I have three questions:
1. What is the remainder of (x^3 + 2x^2 - 5x+4) /(x-3) I think the answer is 34??
2. Evaluate (4+5i)(2+2i)
=4(2) +4(2i) + 5i(2) + 5i(2i) = 8 + 8i + 10i+10i^2(-1)
=-2 + 18i
3. Using Rational Roots Theorem, list all possible rational root of f(x) = 2x^3 - 3x^2 + 5x+6
Possible roots are p/a = -+1, -+2, +-3, -+6. -+3/2
1. is correct
2. is correct
Number three should read p/q = not p/a
Thank you for letting me know the first two are correct
1. To find the remainder of the polynomial (x^3 + 2x^2 - 5x + 4) divided by (x - 3), you can use polynomial long division or synthetic division.
Let's use synthetic division to solve this:
Set up the synthetic division problem like this:
3 | 1 2 -5 4
Start by bringing down the 1 (coefficient of x^3):
3 | 1 2 -5 4
---------------------
1
Next, multiply the divisor (3) by the quotient (which is 1 in this case) and subtract the result from the next coefficient:
3 | 1 2 -5 4
---------------------
1
-3
---
-1
Repeat the process by bringing down the next coefficient (-5) and continue:
3 | 1 2 -5 4
---------------------
1
-3
---
-1 -3
-----
-6
Finally, bring down the last coefficient (4), and the resulting divisor is the remainder:
3 | 1 2 -5 4
---------------------
1
-3
---
-1 -3
-----
-6 1
So the remainder is 1, not 34.
2. To evaluate the expression (4 + 5i)(2 + 2i), you can use the FOIL method.

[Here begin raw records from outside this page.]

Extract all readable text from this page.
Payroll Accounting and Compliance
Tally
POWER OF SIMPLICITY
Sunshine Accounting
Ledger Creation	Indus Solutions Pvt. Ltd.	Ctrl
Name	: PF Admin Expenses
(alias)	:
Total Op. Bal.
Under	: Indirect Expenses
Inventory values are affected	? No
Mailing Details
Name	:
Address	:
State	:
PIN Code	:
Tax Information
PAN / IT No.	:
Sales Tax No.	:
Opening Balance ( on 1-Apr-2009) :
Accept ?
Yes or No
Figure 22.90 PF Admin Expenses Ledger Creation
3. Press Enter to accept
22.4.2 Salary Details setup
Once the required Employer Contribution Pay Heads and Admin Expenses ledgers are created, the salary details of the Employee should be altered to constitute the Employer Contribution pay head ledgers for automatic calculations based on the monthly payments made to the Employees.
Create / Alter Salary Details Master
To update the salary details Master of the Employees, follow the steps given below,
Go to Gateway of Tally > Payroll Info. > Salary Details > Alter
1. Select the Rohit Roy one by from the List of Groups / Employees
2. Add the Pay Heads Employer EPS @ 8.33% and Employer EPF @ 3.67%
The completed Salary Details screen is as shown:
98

FOIL stands for: First, Outer, Inner, and Last.
First: Multiply the first terms: 4 * 2 = 8
Outer: Multiply the outer terms: 4 * 2i = 8i
Inner: Multiply the inner terms: 5i * 2 = 10i
Last: Multiply the last terms: 5i * 2i = 10i^2 = -10
Combine all the terms:
8 + 8i + 10i - 10
Simplify:
8 + 18i - 10
Result:
-2 + 18i
So the result is -2 + 18i, not -2 - 18i.
3. To find the possible rational roots of the polynomial f(x) = 2x^3 - 3x^2 + 5x + 6 using the Rational Roots Theorem, you need to consider the factors of the constant term (which is 6) divided by the factors of the leading coefficient (which is 2).
The factors of 6 are: ±1, ±2, ±3, and ±6.
And the factors of 2 are: ±1 and ±2.
So the possible rational roots, expressed as p/a, where p is a factor of the constant term and a is a factor of the leading coefficient, are:
±1/1, ±2/1, ±3/1, ±6/1, ±1/2, and ±3/2.
Therefore, the possible rational roots of f(x) = 2x^3 - 3x^2 + 5x + 6 are ±1, ±2, ±3, ±6, ±1/2, and ±3/2.